Automated access to teaching files. If a physician asks to see all cases of multiple empendymomas of the brain, the intelligent query system at Massachusetts General Hospital that utilizes LEXIMER, known as Render, nearly instantaneously returns all pertinent studies and reports.

Triage cases based on severity. If a radiologist has 200 unread cases in their workflow queue, LEXIMER can classify the queue by predicted severity of findings.

Review only positive priors. If a patient has numerous previous reports on file, a radiologist may prefer to find and display only those priors with relevant positive findings using LEXIMER.

Assess follow-up. Using LEXIMER, all reports can be displayed for which recommendations were made for follow-up studies but never acted on, an application both radiologists and referring physicians would find useful. Physicians can also be notified by the system when a patient has not received a recommended examination in the prescribed time interval, such as a follow-up CT of the chest for a newly identified lung nodule.

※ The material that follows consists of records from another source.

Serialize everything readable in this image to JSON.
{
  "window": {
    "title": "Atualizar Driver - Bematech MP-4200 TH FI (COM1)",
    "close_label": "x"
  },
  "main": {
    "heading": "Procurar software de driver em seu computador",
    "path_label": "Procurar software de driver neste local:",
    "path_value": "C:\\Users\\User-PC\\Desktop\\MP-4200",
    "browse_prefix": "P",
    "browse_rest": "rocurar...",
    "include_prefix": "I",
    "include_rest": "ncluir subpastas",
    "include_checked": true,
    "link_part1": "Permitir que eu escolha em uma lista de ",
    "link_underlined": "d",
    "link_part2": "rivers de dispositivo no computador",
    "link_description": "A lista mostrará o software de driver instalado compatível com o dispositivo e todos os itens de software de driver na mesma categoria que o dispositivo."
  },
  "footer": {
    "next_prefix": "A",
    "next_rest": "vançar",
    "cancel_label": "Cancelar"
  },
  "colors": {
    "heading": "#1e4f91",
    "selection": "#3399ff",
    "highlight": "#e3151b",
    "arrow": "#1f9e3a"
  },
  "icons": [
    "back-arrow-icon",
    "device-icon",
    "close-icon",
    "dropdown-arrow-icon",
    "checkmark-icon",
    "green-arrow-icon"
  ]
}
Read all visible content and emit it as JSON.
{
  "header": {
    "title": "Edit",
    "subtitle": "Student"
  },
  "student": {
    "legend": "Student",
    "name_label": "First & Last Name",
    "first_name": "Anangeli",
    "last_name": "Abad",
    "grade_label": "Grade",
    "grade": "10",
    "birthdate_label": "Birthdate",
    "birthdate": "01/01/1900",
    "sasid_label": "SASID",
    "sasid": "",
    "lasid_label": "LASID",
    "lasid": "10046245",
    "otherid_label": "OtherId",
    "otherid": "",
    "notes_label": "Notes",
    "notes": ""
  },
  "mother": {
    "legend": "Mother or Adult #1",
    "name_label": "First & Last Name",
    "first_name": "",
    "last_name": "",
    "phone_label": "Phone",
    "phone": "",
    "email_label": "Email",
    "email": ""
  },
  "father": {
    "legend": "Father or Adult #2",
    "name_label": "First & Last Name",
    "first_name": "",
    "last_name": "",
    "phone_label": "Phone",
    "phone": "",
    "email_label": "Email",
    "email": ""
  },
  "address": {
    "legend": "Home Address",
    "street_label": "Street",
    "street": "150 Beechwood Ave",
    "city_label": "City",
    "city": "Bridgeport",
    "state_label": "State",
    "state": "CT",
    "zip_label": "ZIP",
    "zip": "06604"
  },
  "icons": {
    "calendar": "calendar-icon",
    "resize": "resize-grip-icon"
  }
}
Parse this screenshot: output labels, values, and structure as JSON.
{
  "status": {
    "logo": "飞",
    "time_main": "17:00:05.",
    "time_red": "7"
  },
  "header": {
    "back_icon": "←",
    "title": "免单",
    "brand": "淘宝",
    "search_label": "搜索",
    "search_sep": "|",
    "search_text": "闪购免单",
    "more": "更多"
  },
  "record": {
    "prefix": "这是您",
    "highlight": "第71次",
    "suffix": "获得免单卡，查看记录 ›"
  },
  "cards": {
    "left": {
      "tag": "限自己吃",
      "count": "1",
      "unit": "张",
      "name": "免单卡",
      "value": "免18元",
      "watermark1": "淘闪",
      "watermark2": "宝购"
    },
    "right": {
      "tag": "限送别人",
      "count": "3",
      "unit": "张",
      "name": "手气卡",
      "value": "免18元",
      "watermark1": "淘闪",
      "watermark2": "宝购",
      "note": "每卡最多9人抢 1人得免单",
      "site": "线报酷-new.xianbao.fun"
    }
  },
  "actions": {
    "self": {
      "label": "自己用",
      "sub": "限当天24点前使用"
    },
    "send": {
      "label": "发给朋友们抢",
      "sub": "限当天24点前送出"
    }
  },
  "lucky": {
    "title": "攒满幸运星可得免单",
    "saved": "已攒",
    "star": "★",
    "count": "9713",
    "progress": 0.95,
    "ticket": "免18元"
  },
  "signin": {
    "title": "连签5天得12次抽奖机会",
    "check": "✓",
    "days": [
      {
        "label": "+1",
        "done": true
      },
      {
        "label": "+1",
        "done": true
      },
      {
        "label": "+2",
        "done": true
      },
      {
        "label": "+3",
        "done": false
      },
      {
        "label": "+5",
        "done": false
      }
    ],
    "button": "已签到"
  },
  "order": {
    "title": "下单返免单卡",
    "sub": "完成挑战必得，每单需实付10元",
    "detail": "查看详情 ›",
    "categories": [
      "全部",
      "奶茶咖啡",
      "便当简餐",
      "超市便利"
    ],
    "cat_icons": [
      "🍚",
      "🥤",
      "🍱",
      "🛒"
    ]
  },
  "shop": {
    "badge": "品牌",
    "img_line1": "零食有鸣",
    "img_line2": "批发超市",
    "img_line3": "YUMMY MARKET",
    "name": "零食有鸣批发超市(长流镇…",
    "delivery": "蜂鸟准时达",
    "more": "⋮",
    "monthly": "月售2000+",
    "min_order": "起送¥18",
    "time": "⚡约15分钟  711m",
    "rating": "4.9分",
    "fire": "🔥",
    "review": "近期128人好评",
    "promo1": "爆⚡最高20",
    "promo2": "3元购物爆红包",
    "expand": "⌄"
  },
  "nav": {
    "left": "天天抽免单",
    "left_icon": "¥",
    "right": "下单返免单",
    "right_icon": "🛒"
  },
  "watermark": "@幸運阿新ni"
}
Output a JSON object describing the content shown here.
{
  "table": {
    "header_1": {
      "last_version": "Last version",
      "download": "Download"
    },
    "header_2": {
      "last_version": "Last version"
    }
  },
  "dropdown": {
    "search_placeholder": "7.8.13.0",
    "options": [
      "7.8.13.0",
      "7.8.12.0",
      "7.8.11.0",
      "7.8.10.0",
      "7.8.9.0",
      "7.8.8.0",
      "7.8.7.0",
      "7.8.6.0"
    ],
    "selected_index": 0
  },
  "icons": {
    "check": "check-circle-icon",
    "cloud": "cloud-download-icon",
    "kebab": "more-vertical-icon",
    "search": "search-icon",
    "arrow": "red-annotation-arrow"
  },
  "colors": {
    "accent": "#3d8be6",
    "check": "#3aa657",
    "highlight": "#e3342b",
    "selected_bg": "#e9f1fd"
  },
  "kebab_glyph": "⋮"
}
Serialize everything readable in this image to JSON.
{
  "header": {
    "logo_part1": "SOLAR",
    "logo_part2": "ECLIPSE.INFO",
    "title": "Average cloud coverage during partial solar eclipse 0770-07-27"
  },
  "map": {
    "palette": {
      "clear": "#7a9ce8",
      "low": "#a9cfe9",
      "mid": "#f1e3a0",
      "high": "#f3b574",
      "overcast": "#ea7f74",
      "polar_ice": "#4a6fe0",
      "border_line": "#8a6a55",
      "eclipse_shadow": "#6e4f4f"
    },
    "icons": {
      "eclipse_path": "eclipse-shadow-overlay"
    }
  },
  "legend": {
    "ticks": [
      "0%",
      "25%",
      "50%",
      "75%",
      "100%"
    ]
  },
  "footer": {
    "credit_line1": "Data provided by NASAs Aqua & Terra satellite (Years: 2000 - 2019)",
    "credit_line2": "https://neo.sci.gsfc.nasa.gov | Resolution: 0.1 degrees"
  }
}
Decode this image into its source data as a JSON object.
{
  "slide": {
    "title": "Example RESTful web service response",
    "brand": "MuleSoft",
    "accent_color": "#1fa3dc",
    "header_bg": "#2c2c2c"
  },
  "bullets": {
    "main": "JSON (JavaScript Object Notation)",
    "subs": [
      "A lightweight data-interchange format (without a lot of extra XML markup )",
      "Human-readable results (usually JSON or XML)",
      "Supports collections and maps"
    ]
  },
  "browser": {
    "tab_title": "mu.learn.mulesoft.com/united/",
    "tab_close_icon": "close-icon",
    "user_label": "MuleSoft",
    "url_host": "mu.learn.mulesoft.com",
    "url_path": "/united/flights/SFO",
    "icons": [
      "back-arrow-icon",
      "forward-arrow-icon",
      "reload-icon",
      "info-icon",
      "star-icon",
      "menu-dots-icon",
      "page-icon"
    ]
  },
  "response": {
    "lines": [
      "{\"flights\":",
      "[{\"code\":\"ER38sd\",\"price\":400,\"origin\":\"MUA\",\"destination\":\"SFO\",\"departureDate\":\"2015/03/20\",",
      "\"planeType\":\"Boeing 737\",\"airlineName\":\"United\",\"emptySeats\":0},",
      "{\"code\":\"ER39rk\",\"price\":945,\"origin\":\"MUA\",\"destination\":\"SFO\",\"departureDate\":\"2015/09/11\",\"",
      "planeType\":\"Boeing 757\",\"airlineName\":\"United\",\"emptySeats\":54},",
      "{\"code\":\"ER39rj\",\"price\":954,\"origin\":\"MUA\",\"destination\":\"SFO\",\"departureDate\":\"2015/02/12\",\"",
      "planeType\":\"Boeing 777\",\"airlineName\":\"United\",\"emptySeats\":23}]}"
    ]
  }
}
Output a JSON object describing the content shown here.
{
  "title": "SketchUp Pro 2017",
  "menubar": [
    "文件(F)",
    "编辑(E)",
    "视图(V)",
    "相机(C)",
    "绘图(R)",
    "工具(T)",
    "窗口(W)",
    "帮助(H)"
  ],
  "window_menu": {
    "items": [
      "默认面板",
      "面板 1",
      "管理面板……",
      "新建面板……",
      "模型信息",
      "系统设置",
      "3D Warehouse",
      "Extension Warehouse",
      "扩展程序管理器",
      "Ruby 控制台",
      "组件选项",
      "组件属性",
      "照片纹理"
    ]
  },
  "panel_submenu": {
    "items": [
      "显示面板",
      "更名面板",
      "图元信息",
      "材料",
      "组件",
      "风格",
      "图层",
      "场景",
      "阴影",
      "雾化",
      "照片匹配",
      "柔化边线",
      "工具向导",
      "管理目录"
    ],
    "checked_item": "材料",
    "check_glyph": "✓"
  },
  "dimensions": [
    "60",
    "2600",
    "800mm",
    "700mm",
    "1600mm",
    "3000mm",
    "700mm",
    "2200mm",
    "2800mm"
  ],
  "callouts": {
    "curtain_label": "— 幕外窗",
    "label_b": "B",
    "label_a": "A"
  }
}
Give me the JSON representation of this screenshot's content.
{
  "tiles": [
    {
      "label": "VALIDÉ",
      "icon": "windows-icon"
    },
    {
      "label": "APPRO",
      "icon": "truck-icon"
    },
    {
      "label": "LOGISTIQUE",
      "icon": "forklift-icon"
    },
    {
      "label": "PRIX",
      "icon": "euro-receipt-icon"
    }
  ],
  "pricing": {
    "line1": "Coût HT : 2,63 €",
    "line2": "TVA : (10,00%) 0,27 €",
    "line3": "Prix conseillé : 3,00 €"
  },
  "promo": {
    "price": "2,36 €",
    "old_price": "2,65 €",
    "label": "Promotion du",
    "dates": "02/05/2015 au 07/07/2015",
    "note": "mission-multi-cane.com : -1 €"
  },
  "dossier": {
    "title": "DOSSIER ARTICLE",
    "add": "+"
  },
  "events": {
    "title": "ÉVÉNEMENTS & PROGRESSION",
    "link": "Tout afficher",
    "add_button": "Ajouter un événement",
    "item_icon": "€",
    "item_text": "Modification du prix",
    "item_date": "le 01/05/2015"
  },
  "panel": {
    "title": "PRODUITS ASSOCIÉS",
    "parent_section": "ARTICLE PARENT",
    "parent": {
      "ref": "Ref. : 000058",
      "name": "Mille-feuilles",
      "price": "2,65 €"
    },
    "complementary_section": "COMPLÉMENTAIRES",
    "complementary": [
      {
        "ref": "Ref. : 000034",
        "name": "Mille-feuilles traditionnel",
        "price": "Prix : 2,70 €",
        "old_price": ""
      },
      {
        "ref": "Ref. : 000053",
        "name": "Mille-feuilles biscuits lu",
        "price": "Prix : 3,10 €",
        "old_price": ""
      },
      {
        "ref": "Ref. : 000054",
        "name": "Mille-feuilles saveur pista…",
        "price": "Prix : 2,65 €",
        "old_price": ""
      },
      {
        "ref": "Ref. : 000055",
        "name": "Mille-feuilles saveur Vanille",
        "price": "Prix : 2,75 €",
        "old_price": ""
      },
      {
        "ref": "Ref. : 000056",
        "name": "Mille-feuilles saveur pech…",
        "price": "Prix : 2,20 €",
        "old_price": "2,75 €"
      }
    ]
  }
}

Data mining can also be used as a quality control tool. Using LEXIMER, a health care facility could extract an individual radiologist’s history of positive findings and recommendations and compare it to those of their peers. Referring physicians can be evaluated on their ordering practices and ability to order examinations that result in positive versus negative findings. By mining large, historical banks of data, a system can help identify inappropriate ordering of high-cost imaging, thereby reducing a health care facility’s operational costs while improving consistency of care.

RESEARCH APPLICATIONS

Quality assurance and quality control can be similarly enhanced through the use of data mining. Commercial systems using LEXIMER can analyze interphysician reliability and consistency among radiologists and referring physicians. Such systems can extract an individual radiologist’s history of positive findings and recommendations, and compare them directly to those of their peers. Referring physicians can also be evaluated on their ordering practices and their ability to order examinations that result in positive, versus negative, findings. By mining large historical banks of ordering practice data, such a system can help identify inappropriate ordering of high-cost imaging procedures, which—when corrected—can ultimately reduce a health care facility’s operational costs while improving the consistency of its care process.

In addition to image data, health care facilities are rapidly gathering genetic data of their patient populations. A genotype is an individual’s genetic DNA composition, while a phenotype is represented by the features of health and disease expressed throughout life. As such, these phenotypes can be identified, in large part, by medical imaging. By studying an individual patient’s genotype and phenotype, it is difficult to correlate what diseases correspond to which DNA variations. But through Bayesian analysis of large populations, such information can be mined for consistent correlations. This is one area of research that is being conducted by the Harvard Partners Center for Genetics and Genomics, which is using the LEXIMER data extraction tool. Imagine a computational analysis of billions of bits of information that uncovers a high correlation between an image-based representation of disease and its specific DNA markers. Identifying such a correlation would enable us to search for and treat patients with those DNA markers even prior to the image-based presentation of their illness. Personalized therapy and molecular imaging protocols could be defined to track the progression of a disease. Disease discovery and treatment could be enhanced in ways never before imagined. And at the heart of this potential breakthrough is data mining.

While radiology data has been poorly mined in the past, proper data mining is providing valuable new information. Applications of this new information are destined to be an important force in medical imaging.

Keith J. Dreyer, DO, PhD, is vice chairman, Department of Radiology, Massachusetts General Hospital, Boston.